Designing of the novel ALK inhibitors

Based on the results drawn from the 3D QSAR analysis, we have designed 10 (1–10d) novel potent ALK inhibitors considering the structural requirement for inhibition ALK, and predicted ALK inhibitory activity of the designed compounds (Table 4). The compounds were designed considering the substituents found to be significant with the contour maps analyses like (1) sterically favored bulky group (–R) attached to cyclohexane ring system; (2) negatively charged group at –C8 position of benzimidazole ring (R2); (3) the presence of amide spacer between benzimidazole nucleus and substituted phenyl ring system, which will act as HBA/HBD; (4) –R1-substituted phenyl ring is responsible for aromatic hydrophobic interaction with ALK; and (5) the presence of alkoxy groups (–OMe/–OEt/–OPh) on piperidine ring system which will have hydrophobic interactions with the active site of ALK (Fig. 5).

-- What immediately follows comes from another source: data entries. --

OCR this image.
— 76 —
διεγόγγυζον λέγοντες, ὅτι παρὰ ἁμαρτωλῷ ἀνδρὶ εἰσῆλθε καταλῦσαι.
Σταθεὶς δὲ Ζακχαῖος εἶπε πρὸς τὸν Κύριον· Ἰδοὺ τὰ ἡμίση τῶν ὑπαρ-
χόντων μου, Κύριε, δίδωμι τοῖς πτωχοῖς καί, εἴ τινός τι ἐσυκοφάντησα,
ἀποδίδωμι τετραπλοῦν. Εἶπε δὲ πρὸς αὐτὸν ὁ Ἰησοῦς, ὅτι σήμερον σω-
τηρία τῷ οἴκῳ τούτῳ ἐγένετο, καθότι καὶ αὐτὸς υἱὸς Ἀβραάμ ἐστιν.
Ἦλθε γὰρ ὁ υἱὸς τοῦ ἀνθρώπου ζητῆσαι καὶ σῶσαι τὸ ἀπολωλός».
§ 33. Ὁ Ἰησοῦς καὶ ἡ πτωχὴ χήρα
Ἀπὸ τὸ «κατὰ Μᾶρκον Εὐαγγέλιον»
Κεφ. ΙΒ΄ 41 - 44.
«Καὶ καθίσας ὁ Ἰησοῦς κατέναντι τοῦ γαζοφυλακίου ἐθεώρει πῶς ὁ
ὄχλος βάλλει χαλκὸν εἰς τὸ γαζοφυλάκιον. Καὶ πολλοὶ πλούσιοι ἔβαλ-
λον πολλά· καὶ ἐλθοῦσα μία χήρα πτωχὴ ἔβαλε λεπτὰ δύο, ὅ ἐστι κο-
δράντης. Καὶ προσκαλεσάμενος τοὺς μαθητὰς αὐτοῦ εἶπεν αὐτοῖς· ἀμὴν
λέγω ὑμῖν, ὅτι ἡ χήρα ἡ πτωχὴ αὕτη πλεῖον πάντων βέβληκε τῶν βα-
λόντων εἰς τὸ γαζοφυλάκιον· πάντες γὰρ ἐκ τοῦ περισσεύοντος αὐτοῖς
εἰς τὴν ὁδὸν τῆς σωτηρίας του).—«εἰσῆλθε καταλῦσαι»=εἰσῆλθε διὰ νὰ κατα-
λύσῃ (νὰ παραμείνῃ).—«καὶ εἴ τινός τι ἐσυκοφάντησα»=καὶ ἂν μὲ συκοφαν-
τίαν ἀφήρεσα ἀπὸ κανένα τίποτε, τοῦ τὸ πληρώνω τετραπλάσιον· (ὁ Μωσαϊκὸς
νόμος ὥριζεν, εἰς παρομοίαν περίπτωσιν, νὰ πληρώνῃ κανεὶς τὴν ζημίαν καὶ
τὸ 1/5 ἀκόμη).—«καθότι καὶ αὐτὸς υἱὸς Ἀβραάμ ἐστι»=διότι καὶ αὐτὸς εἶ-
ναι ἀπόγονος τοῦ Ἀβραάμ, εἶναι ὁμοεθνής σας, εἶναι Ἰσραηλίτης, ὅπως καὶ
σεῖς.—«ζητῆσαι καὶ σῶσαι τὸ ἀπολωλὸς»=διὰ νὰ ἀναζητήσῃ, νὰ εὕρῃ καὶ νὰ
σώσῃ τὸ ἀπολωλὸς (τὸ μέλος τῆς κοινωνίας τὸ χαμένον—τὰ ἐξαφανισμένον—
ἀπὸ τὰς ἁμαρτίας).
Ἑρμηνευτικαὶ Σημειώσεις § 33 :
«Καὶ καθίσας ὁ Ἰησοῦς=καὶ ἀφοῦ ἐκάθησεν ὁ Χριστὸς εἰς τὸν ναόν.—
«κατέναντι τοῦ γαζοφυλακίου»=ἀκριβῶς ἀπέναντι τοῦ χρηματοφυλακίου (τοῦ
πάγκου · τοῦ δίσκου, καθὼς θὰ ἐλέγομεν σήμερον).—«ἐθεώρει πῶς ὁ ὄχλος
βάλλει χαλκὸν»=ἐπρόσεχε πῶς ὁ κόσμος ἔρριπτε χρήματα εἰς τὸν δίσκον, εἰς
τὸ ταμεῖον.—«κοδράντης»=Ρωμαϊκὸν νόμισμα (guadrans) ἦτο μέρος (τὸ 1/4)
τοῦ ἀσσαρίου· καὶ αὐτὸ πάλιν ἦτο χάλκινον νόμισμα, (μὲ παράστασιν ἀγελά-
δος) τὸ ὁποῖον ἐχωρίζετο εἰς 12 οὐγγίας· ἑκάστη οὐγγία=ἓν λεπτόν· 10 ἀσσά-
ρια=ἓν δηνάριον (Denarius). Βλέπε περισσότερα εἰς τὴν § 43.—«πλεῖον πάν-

Table 4 Structure of designed compounds with predicted activity and docking score
Fig. 5
figure 5

Hypothetical interactions model of new designed ALK inhibitors with ALK enzyme

Molecular docking analysis

To study the binding modes of the designed molecules with the ALK, we performed molecular docking experiments into the ligand-binding site of ALK. The Surflex–Dock uses an empirically derived scoring function that is based on the binding affinities of protein–ligand complexes and on their X-ray structures. The protomol is a unique and important factor of the docking algorithm and is a computational representation of assumed ligands that interact with the binding site. The co-crystal structure of human ALK was retrieved from the protein data bank. After running Surflex–Dock, the scores of the active docked conformers were ranked in a molecular spread sheet. We selected the best total score conformers and speculated regarding the detailed binding patterns in the cavity. A total dock score—the total Surflex–Dock score expressed as −log (K d) to represent binding affinities which include hydrophobic, polar, repulsive, entropic, and salvation—is given in Table 4.

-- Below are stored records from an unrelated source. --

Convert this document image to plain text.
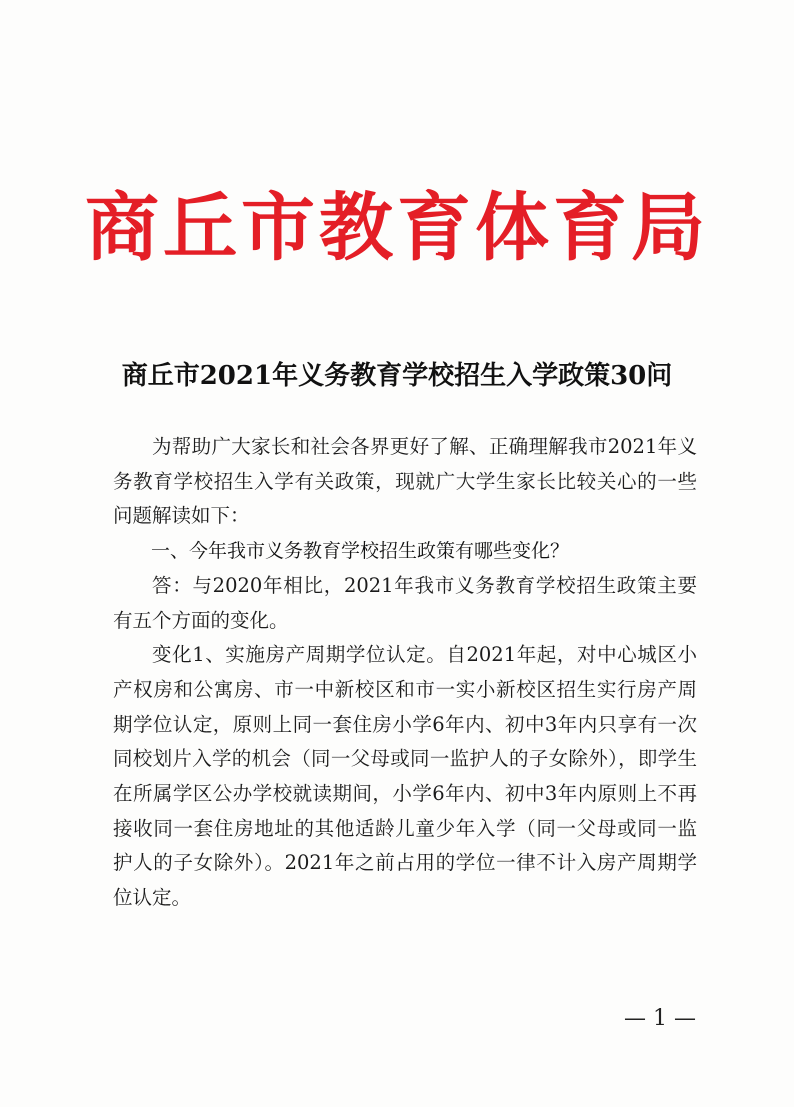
商丘市教育体育局
商丘市2021年义务教育学校招生入学政策30问

为帮助广大家长和社会各界更好了解、正确理解我市2021年义务教育学校招生入学有关政策，现就广大学生家长比较关心的一些问题解读如下：

一、今年我市义务教育学校招生政策有哪些变化？

答：与2020年相比，2021年我市义务教育学校招生政策主要有五个方面的变化。

变化1、实施房产周期学位认定。自2021年起，对中心城区小产权房和公寓房、市一中新校区和市一实小新校区招生实行房产周期学位认定，原则上同一套住房小学6年内、初中3年内只享有一次同校划片入学的机会（同一父母或同一监护人的子女除外），即学生在所属学区公办学校就读期间，小学6年内、初中3年内原则上不再接收同一套住房地址的其他适龄儿童少年入学（同一父母或同一监护人的子女除外）。2021年之前占用的学位一律不计入房产周期学位认定。

— 1 —
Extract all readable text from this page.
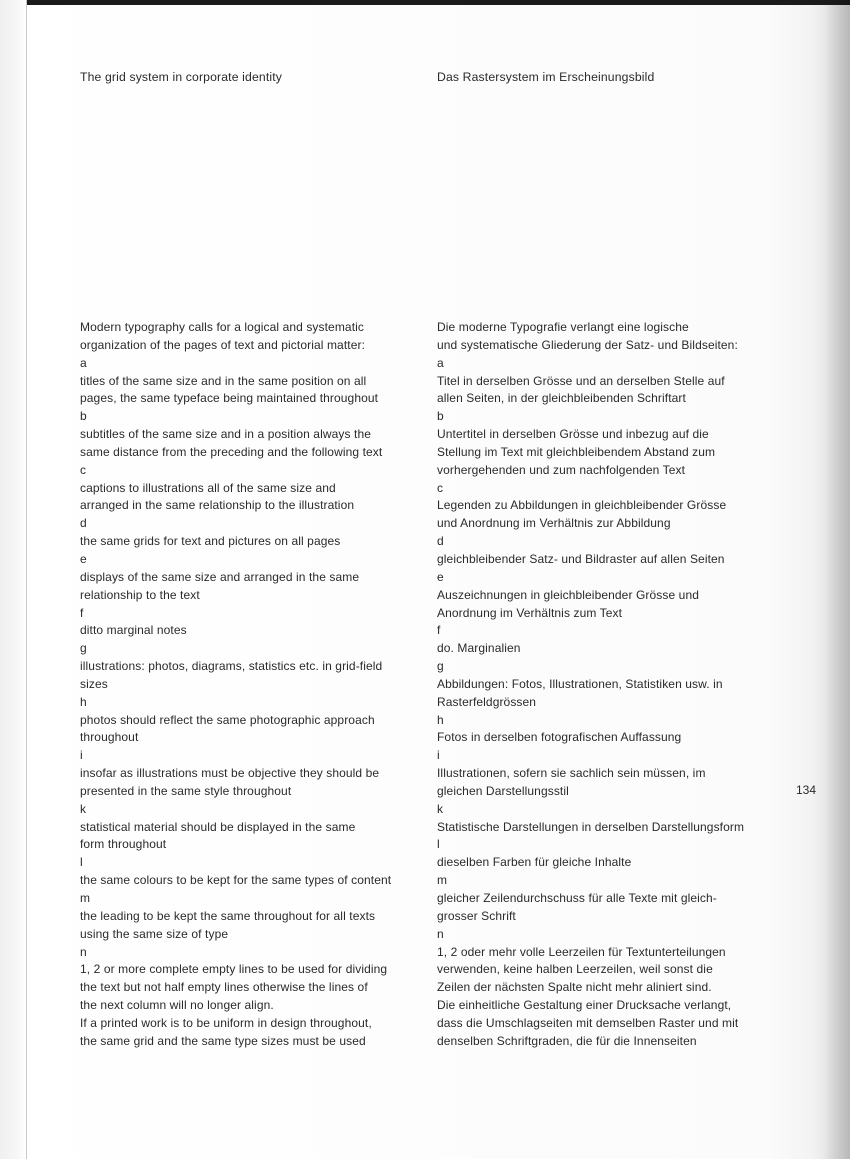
The grid system in corporate identity	Das Rastersystem im Erscheinungsbild
Modern typography calls for a logical and systematic
organization of the pages of text and pictorial matter:
a
titles of the same size and in the same position on all
pages, the same typeface being maintained throughout
b
subtitles of the same size and in a position always the
same distance from the preceding and the following text
c
captions to illustrations all of the same size and
arranged in the same relationship to the illustration
d
the same grids for text and pictures on all pages
e
displays of the same size and arranged in the same
relationship to the text
f
ditto marginal notes
g
illustrations: photos, diagrams, statistics etc. in grid-field
sizes
h
photos should reflect the same photographic approach
throughout
i
insofar as illustrations must be objective they should be
presented in the same style throughout
k
statistical material should be displayed in the same
form throughout
l
the same colours to be kept for the same types of content
m
the leading to be kept the same throughout for all texts
using the same size of type
n
1, 2 or more complete empty lines to be used for dividing
the text but not half empty lines otherwise the lines of
the next column will no longer align.
If a printed work is to be uniform in design throughout,
the same grid and the same type sizes must be used
Die moderne Typografie verlangt eine logische
und systematische Gliederung der Satz- und Bildseiten:
a
Titel in derselben Grösse und an derselben Stelle auf
allen Seiten, in der gleichbleibenden Schriftart
b
Untertitel in derselben Grösse und inbezug auf die
Stellung im Text mit gleichbleibendem Abstand zum
vorhergehenden und zum nachfolgenden Text
c
Legenden zu Abbildungen in gleichbleibender Grösse
und Anordnung im Verhältnis zur Abbildung
d
gleichbleibender Satz- und Bildraster auf allen Seiten
e
Auszeichnungen in gleichbleibender Grösse und
Anordnung im Verhältnis zum Text
f
do. Marginalien
g
Abbildungen: Fotos, Illustrationen, Statistiken usw. in
Rasterfeldgrössen
h
Fotos in derselben fotografischen Auffassung
i
Illustrationen, sofern sie sachlich sein müssen, im
gleichen Darstellungsstil
k
Statistische Darstellungen in derselben Darstellungsform
l
dieselben Farben für gleiche Inhalte
m
gleicher Zeilendurchschuss für alle Texte mit gleich-
grosser Schrift
n
1, 2 oder mehr volle Leerzeilen für Textunterteilungen
verwenden, keine halben Leerzeilen, weil sonst die
Zeilen der nächsten Spalte nicht mehr aliniert sind.
Die einheitliche Gestaltung einer Drucksache verlangt,
dass die Umschlagseiten mit demselben Raster und mit
denselben Schriftgraden, die für die Innenseiten
134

Binding pose of designed ALK inhibitor (8d) in active site of ALK

Docking results suggested that compound 8d has the highest good docking score of 8.048. The overall binding of 8d is illustrated in Fig. 6. Compound 8d formed two H-bonds with ALK. The oxygen and –F atom of trifluoromethoxy group substituted on cyclohexane ring formed H-bond with hydrogen atom of –NH of Asp1203 (Asp1203NH···OCF3, 1.93 Å; Asp1203NH···FF2CO, 2.47 Å). Docking studies showed that most of the compounds have a common binding mode and occupied in the vicinity of active site of ALK.

Fig. 6
figure 6

Docking interactions of designed compound 8d (ball-and-stick with color by atom) in the active site of ALK using Surflex–Dock module. The labeled protein residues are in capped stick model with color by atom. Hydrogen bonds are colored in yellow lines with distance in Å (For interpretation of the references to color in the citation of this figure, the reader is referred to the web version of the article.) (Color figure online)

Conclusions

ALK is an attractive target for small-molecule drug discovery in cancer therapy because of its key role in tumor biology. In this study, we described 3D QSAR analysis as a rational strategy to design potent ALK inhibitors, using three different alignment methods. CoMFA and CoMSIA models with good predictive capabilities were developed in this study, which were found satisfactory according to the statistical results as well as the contour maps analyses, and used for prediction of ALK inhibitory activity of the designed compounds. Overall, the predictive power of CoMFA model appeared to be better than that of CoMSIA model. 3D QSAR models discussed in this study were exploited to design novel ALK inhibitors with higher selectivity and efficacy for ALK inhibition. Finally, docking study was performed with the designed compound. The designed compounds showed good potential to be used as ALK inhibitors.